I was irritable last night. I wasn't pissed off at anyone or anything in particular; it was just a general sort of need to vent after being in physical discomfort all day long and being stressed out about all the things I need to get done. Oh, and did I mention that being pregnant can make a person extra emotional?

It was late and I wanted to sleep and the baby was wildly flipping out and flailing around inside me.

"Oof," I said.

"What?" Pär said, lying next to me in bed.

"Feel this." I guided his hand to feel the bizarre bulge that was slowly drifting across my stomach.

"Whoa!" he said, prodding at the knee or foot or tentacle or whatever it was moving under there. "What the hell is that? We have a demon child."

"I'm so chock full o' Tot I don't know how there's room for the baby to move at all any more."

The baby started doing its steady-pounding-on-mommy trick.

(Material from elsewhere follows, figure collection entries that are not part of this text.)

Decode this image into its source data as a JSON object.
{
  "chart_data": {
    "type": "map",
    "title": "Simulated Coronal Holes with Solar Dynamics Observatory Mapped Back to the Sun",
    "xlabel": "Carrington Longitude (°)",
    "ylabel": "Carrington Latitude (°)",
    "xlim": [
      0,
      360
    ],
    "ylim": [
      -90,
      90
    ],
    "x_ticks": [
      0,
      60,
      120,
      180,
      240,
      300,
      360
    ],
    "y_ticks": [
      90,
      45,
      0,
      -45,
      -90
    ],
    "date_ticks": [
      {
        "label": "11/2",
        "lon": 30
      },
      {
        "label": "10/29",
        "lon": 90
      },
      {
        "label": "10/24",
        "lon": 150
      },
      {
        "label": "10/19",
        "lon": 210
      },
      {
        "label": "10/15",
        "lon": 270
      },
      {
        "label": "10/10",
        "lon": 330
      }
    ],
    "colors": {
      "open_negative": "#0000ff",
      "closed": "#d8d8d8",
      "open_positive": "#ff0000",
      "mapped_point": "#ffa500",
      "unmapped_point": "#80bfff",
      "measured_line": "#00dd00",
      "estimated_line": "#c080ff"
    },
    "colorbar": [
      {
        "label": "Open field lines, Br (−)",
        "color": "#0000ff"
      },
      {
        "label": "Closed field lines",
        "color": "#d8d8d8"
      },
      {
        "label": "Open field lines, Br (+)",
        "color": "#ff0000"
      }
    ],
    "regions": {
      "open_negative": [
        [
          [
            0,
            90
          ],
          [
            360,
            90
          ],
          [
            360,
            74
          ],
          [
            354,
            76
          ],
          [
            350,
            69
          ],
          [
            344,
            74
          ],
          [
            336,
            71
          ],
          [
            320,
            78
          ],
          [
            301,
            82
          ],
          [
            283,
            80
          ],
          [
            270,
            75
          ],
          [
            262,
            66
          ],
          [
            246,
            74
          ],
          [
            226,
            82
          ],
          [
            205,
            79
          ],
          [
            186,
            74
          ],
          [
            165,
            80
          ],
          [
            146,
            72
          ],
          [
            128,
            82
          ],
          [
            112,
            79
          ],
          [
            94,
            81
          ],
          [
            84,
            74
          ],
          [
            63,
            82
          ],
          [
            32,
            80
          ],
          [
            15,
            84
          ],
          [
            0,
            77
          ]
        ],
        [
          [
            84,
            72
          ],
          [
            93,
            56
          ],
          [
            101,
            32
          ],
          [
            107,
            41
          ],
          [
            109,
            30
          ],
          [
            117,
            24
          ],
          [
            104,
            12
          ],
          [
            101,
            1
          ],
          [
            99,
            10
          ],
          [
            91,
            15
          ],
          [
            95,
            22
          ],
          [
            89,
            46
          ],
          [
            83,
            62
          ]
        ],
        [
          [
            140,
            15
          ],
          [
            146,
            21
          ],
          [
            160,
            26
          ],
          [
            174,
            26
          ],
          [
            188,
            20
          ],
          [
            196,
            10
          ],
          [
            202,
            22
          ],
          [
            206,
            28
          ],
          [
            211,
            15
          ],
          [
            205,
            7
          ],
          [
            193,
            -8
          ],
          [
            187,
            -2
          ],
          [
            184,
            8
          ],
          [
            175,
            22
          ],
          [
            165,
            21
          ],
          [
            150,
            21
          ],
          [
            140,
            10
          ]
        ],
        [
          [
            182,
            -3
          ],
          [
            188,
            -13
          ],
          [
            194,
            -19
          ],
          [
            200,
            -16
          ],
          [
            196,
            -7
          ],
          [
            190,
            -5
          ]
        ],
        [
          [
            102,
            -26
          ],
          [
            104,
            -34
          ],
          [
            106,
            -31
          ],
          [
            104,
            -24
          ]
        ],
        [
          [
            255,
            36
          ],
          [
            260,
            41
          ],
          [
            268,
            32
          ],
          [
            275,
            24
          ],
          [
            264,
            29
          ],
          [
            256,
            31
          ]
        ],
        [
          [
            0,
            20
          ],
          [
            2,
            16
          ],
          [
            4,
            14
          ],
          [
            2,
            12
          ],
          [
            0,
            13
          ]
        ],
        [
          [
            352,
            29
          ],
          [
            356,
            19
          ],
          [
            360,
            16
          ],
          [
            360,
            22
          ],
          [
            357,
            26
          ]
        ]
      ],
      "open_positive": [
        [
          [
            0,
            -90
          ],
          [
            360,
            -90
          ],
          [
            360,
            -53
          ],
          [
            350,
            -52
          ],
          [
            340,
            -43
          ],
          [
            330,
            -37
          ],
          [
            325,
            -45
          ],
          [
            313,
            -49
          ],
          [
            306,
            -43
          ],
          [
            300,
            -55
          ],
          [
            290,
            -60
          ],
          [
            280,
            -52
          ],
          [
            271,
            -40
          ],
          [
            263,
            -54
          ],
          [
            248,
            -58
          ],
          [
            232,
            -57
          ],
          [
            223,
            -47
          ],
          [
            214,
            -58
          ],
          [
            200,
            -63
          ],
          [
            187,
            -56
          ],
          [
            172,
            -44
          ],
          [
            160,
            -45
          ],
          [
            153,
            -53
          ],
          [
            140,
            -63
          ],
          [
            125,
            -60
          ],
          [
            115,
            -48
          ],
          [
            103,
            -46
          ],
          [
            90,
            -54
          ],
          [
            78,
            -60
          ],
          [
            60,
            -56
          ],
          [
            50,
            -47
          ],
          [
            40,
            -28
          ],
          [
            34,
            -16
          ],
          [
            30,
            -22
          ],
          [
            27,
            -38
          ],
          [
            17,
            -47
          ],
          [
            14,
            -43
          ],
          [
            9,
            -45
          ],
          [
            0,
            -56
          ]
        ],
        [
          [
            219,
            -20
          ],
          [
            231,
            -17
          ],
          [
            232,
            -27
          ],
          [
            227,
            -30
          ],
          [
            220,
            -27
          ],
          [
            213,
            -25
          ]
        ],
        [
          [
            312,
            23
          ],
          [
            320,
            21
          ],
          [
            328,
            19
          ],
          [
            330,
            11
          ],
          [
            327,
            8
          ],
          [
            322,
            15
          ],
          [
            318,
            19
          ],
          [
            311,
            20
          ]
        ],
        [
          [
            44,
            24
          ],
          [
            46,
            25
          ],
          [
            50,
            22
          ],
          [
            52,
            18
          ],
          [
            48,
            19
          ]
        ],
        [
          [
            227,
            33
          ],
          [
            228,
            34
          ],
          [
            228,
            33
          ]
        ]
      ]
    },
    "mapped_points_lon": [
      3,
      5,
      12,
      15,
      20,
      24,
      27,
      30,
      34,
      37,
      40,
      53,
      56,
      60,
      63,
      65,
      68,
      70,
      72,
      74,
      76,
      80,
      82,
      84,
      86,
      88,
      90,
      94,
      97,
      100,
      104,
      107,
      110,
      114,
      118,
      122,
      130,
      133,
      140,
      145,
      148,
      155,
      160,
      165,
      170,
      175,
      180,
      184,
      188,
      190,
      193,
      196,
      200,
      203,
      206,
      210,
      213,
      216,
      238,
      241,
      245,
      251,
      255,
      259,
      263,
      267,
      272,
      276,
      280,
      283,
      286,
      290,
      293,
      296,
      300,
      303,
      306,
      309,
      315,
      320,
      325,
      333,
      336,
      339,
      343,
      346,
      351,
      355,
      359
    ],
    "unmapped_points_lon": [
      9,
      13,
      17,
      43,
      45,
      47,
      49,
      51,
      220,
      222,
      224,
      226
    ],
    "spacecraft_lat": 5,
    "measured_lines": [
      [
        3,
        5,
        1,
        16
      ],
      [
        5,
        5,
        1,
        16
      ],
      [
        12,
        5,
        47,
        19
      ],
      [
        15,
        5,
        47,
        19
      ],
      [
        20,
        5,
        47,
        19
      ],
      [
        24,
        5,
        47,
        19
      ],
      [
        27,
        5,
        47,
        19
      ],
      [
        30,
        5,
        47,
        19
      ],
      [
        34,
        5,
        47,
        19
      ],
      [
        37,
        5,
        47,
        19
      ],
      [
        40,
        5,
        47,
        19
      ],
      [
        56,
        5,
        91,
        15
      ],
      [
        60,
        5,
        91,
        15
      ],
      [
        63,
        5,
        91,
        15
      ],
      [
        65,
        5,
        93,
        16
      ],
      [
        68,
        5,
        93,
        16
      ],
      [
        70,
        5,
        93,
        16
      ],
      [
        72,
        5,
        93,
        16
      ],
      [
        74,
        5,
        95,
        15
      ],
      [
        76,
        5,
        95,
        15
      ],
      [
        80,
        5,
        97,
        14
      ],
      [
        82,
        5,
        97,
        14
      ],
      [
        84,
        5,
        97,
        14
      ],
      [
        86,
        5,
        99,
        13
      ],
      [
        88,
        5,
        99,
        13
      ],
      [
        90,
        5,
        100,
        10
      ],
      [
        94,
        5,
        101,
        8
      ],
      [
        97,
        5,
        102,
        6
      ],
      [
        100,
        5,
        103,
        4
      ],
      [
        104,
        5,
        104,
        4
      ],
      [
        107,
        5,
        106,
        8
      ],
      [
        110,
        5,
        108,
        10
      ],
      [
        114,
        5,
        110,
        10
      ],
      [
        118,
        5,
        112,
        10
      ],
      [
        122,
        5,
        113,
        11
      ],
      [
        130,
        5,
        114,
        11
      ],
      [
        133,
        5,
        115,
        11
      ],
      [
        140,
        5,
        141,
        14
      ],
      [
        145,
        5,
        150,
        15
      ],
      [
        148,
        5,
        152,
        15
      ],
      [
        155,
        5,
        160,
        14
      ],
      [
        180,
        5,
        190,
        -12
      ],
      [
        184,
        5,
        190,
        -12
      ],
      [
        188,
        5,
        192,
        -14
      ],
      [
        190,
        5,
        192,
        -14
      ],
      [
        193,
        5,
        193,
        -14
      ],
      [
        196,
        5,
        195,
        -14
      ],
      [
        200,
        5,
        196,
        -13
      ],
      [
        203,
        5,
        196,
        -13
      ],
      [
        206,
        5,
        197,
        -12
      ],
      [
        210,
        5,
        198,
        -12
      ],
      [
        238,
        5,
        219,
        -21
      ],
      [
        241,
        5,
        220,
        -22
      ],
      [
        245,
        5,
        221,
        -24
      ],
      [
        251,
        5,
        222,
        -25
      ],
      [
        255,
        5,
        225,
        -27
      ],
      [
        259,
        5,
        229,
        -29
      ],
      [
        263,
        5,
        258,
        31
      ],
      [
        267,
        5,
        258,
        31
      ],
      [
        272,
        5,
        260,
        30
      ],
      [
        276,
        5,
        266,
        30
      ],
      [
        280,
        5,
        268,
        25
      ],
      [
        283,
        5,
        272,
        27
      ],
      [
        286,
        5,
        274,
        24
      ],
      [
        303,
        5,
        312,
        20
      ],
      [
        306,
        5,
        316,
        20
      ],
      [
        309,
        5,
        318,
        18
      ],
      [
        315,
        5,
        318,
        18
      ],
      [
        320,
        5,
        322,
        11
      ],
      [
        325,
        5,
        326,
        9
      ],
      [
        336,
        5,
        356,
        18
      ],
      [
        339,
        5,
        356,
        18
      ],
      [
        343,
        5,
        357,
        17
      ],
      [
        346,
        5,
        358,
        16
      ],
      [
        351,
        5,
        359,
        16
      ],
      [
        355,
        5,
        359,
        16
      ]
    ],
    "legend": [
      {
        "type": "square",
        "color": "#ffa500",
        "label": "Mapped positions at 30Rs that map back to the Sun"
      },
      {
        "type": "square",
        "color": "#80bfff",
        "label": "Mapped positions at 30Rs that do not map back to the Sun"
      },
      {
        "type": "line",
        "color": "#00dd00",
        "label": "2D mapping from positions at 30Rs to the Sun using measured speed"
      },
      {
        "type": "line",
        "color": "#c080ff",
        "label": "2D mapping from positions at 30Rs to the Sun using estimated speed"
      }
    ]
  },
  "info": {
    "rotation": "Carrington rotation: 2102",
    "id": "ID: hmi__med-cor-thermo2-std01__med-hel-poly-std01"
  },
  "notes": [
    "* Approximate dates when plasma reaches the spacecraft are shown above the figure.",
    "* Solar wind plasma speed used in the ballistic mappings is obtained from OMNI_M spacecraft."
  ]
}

This is when I feel a very light punch in the same place at more or less regular intervals for a while. Pär and I have speculated on what Small Tot could possibly be thinking to find this activity interesting. But then we consider what else Tot has to do with its time in there, and we figure that monotonously pounding on the wall is probably about as stimulating as any other entertainment options.

"[Someone we know] asked again whether I can feel the baby hiccuping," I said. "He keeps asking me that. He's obsessed with how exciting it is that babies hiccup."

"I've heard other people talk about that too," Pär said. "It seems to be a big deal, people get all worked up about it."

"I don't see why."

"What I don't understand is how a baby can hiccup in the womb. Don't you need to be breathing air in order to hiccup?"

"I thought you did. Maybe it's not really hiccups, that's just some cutesy name that people came up with to describe when a baby twitches or something."

"It sounds as though they are talking about real hiccups."

"Huh. I don't get it. What's the big deal? I can see taking an interest after the baby's born, if it's in distress. But if your baby is hiccuping in utero, what are you going to do about it anyway?"

"Scare the baby so the hiccups go away?"

"Oh, sure." I lifted myself up for a moment, twisted around, and then fell back onto the bed. "There you go, Tot, wasn't that scary? Thrills and chills, baby! Hoo boy, I'll bet you were reeeaally freaked out by the sudden unexpected approach of my spleen!"

Pär was quietly laughing.

"It's so stupid!" I burst out, trying in vain to turn onto my side and get more comfortable. "Whether it's hiccups or kicking, what's the fucking difference? Either way the baby's fine and it stops doing it after a minute or two, so who fucking cares? Do people think it's cute? It's not fucking cute!"

Pär couldn't stop laughing.

"What?" I snapped.

"You are one giant crab!"

"I am crabby," I snarled. "But I don't understand why people get excited over a baby hiccuping! Who! fucking! cares!"

This is what my mood has been like by the end of the day, all week long. I'm a real sweetheart. This ninth month is going to be a fun one for Pär, eh?